MANILA - An anti-corruption commissioner on Saturday said there is a need to impose capital punishment for corrupt officials, days after President Rodrigo Duterte called for the reinstatement of the death penalty for drug convicts.
Commissioner Greco Belgica of the Presidential Anti-Corruption Commission said corruption should be “treated as a heinous crime” which warrants the death penalty.
“It should be treated as heinous crimes, kailangan po natin mailagay sa batas na ibalik ang death penalty for drug-related cases. Also sunod itulak ay patawan ng kamatayan ang mga nai-involve sa corruption,” Belgica said in a briefing on state-run PTV.

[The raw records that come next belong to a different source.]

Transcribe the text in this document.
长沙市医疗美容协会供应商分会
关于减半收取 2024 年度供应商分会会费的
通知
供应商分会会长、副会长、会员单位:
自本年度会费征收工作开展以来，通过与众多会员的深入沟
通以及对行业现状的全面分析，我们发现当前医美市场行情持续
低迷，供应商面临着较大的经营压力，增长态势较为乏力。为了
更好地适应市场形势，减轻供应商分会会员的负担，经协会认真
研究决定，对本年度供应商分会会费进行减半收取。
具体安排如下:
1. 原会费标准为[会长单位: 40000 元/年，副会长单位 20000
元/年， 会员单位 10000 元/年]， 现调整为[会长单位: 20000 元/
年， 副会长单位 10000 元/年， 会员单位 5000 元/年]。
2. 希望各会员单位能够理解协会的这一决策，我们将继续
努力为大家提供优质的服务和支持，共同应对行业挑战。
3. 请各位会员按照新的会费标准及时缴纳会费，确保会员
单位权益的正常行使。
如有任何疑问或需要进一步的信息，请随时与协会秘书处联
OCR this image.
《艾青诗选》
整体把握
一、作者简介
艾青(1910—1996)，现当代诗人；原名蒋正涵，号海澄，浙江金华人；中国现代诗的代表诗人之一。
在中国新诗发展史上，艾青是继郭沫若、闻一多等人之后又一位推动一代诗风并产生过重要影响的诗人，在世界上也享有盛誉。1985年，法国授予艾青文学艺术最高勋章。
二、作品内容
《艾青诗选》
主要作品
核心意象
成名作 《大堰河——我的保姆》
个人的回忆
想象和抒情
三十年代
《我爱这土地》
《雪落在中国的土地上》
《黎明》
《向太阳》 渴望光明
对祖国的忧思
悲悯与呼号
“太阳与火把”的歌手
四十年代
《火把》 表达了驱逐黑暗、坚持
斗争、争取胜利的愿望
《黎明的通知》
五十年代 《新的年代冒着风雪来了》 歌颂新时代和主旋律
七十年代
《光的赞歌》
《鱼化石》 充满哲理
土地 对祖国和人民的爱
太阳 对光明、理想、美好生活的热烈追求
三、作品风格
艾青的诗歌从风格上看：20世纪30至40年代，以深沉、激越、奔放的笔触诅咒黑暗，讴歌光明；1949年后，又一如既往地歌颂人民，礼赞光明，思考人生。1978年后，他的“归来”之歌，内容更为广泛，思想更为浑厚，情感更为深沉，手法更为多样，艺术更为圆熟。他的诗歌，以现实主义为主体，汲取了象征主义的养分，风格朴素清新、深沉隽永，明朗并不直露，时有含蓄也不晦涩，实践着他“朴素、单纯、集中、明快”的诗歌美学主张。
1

(We need to revive death penalty for drug-related cases. But next, we should push for capital punishment for those involved in corruption.)
Duterte, in his State of the Nation Address on July 27, renewed his push for the reimposition of death penalty for crimes related to illegal drugs by lethal injection.
Belgica said such punishment may be applied for corrupt officials, adding that it has “perpetual effects” on the people.
“Corruption talaga po is as bad as murder and as bad as drugs dahil ang effect po ay perpetual (the effect is perpetual). When you institutionalize corruption through law, buong bayan po naghihirap and minsan mas madali mamatay kahit mahirap mabuhay 'di ba (the whole nation will suffer and sometimes people think that it’s easier to die rather than live in suffering, right)?” Belgica said.
He added: “Kaya kailangan pinapatay po 'yan, ang mga corrupt kailangang mapatay po 'yan after of course investigation. 'Yung mga tao, corrupt na tao sa gobyerno habang nandiyan sila naghihirap ang libo-libong tao (This is why they should be killed, after of course investigation. While corrupt people are in the government, thousands will suffer) we have to institute penalties with crimes committed.”
Death penalty was abolished in the Philippines in 2006 under then President Gloria Macapagal-Arroyo’s term.
Rights groups have already expressed alarm over the return of capital punishment, saying it does not deter people from committing crime and mostly affects people living in poverty.
Senate President Vicente Sotto III earlier said the death penalty should be revived only as punishment for top-tier drug convicts.
Sen. Sonny Angara, meanwhile, said he wanted to see "compelling evidence" that capital punishment indeed deters crimes.